[1416 kasım yirmi sekiz cumartesi - vatikan]
Genç adam girdiği şoktan çıkamamışcasına, ona tahsis edilen odasında yatağına oturuyordu. Zihni durmuş gibiydi. Gözleri bomboş duvarı izliyordu. Hiçbir şey düşünemiyordu. Adeta ağır bir transa girmişti. Bunca zaman soğukkanlılıkla çok iyi bir şekilde hareket etmişti ama şuan kaskatı kesilmiş, düşünemiyordu bile. Uğradığı ihanete mi üzülmeliydi yoksa her şeyi kaybettiği için pişman mı olmalıydı emin değildi. Abisinin şimdi nasıl hissettiğini anlıyor gibiydi.
Eren kafasını yavaşça yan tarafa çevirdi. Yeşil gözlerine yorgunluk çökmüştü. Zümrtürler solmuş ve rengini kaybetmişti. İrisleri diğer yatakta bacaklarını kendine çekmiş çaresizce oturan kıza kaydı. Onun kötü hayatını daha da bok ettiğini düşündü. Kollarını kafasına sardı. Karanlık ve onu basan düşüncelere dalıyordu resmen.
Mikasa ne hissetmesi gerektiğinden emin değildi. Evet sevdiği adamı kurtarmış ve onunla canlı bir şekilde beraber olmayı başarmıştı. Ancak bu teselli bile onun içindeki hüznü kapatamıyordu. Bütün geçmişini, yaşantısını ve duygularını o kanla kaplanmış sarayda bırakmıştı. Aşkını dostlarına seçtiği için pişman olması gerekiyor muydu emin değildi.
Ne kadar ironiktir ki, iki akraba farklı seçimleri yapmalarına rağmen pişman olmanının ne demek olduğunu çok sonra anlıyorlardı. Ve gariptir ki bu sefer kader iki kuzeni de aynı sorular arasında test etmişti ancak cevaplar birbirine fazlasıyla zıttı. İkisininde yolu aynı ama seçimleri farklıydı. Ancak hangisinin doğru cevap olduğu muammaydı. Zira her ikisinden birileri kayboluyordu insanın avuçlarından.
Mikasa sesli bir nefes verdi. Boğazı sıkılıyormuş gibi hissetti. Eren'in bakışlarını üzerinde hissettiğinde gözlerini buluşturdu onunla. Ve o anda daha fazla dayanamadı. Solmul yeşil gözler tüm duygularını alt üst etmiş ve hüngür hüngür ağlamasına sebep olmuştu. Hızlıca yataktan kalktı ve Eren'in yanına gelerek kollarını boynuna doladı. Gözyaşları durmamış üstüne üstlük artmıştı. Genç kız için için ağlıyordu.
Bu boktan hissin pişmanlık mı, acı mı olduğunu bilmiyordu. Ama her neyse sanki ölüyormuş gibi acı veriyordu. Sanki bütün benliğini bırakmış ve Eren'in yanına gelmiş gibiydi. Eren ondan bu büyük fedakarlığı istememesine rağmen Mikasa bunu yapmıştı. Sevgisi her şeye ve herkese ağır basmıştı.

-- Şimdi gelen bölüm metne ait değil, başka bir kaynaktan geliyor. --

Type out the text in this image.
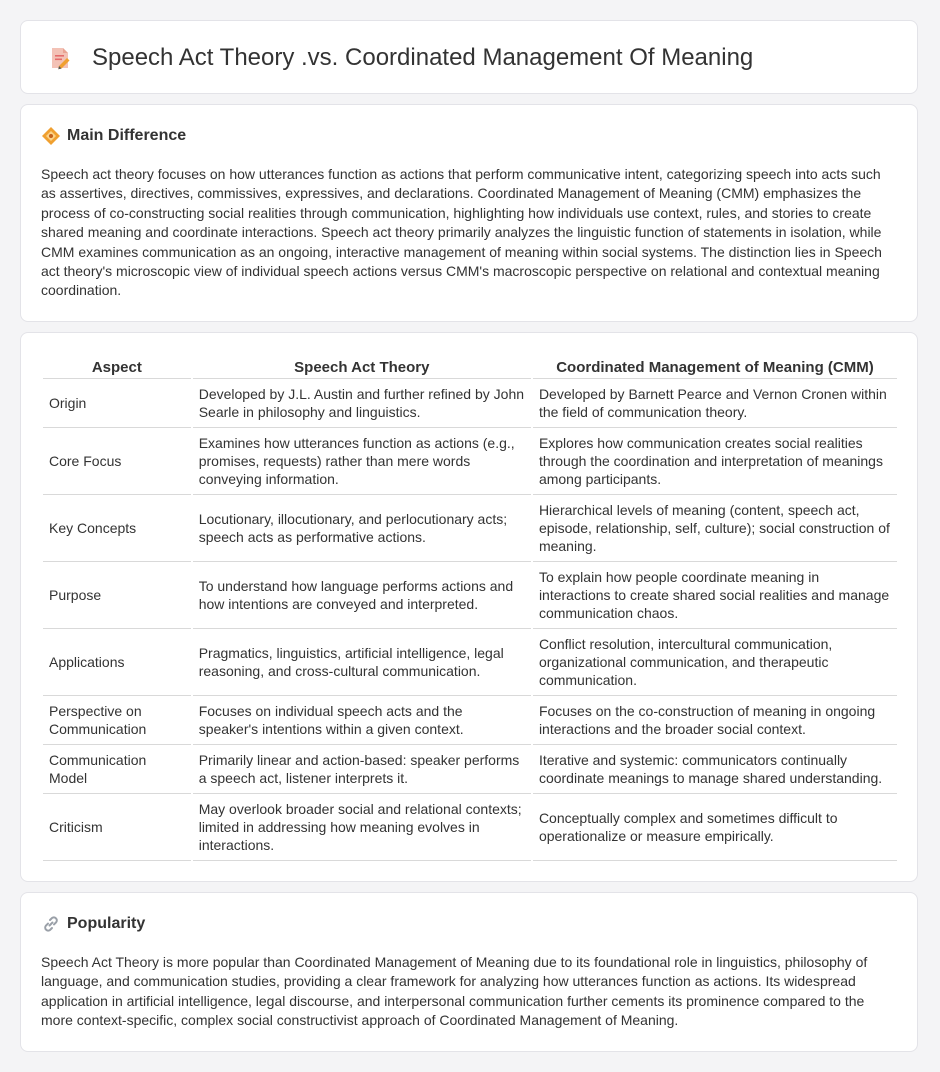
Speech Act Theory .vs. Coordinated Management Of Meaning
Main Difference

Speech act theory focuses on how utterances function as actions that perform communicative intent, categorizing speech into acts such as assertives, directives, commissives, expressives, and declarations. Coordinated Management of Meaning (CMM) emphasizes the process of co-constructing social realities through communication, highlighting how individuals use context, rules, and stories to create shared meaning and coordinate interactions. Speech act theory primarily analyzes the linguistic function of statements in isolation, while CMM examines communication as an ongoing, interactive management of meaning within social systems. The distinction lies in Speech act theory's microscopic view of individual speech actions versus CMM's macroscopic perspective on relational and contextual meaning coordination.

Aspect	Speech Act Theory	Coordinated Management of Meaning (CMM)
Origin	Developed by J.L. Austin and further refined by John Searle in philosophy and linguistics.	Developed by Barnett Pearce and Vernon Cronen within the field of communication theory.
Core Focus	Examines how utterances function as actions (e.g., promises, requests) rather than mere words conveying information.	Explores how communication creates social realities through the coordination and interpretation of meanings among participants.
Key Concepts	Locutionary, illocutionary, and perlocutionary acts; speech acts as performative actions.	Hierarchical levels of meaning (content, speech act, episode, relationship, self, culture); social construction of meaning.
Purpose	To understand how language performs actions and how intentions are conveyed and interpreted.	To explain how people coordinate meaning in interactions to create shared social realities and manage communication chaos.
Applications	Pragmatics, linguistics, artificial intelligence, legal reasoning, and cross-cultural communication.	Conflict resolution, intercultural communication, organizational communication, and therapeutic communication.
Perspective on Communication	Focuses on individual speech acts and the speaker's intentions within a given context.	Focuses on the co-construction of meaning in ongoing interactions and the broader social context.
Communication Model	Primarily linear and action-based: speaker performs a speech act, listener interprets it.	Iterative and systemic: communicators continually coordinate meanings to manage shared understanding.
Criticism	May overlook broader social and relational contexts; limited in addressing how meaning evolves in interactions.	Conceptually complex and sometimes difficult to operationalize or measure empirically.
Popularity

Speech Act Theory is more popular than Coordinated Management of Meaning due to its foundational role in linguistics, philosophy of language, and communication studies, providing a clear framework for analyzing how utterances function as actions. Its widespread application in artificial intelligence, legal discourse, and interpersonal communication further cements its prominence compared to the more context-specific, complex social constructivist approach of Coordinated Management of Meaning.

Karina ise bunu isterdi, bu fedakarlığa değecek birisi olduğunu düşünürdü ama Levi onun aksine onu yanlızlığa itmişti. Her ikisinin kaderi de bir o kadar aynı ve bir o kadar farklıydı.
ŞİMDİ OKUDUĞUN
İchirin No Hana ❦︎ Attack On Titan
FanfictionGüce olan arzu muydu insanı canavarlaştıran; yoksa şehvet miydi günahkâr kılan. Belkide sadakâtti insanı köleleştiren. Ancak tek gerçek, tüm bu bilinmezlik denizinde insanı dibe çeken küflü prangalardı. Bazen insanlar bazen de duygular. Levi Ackerma...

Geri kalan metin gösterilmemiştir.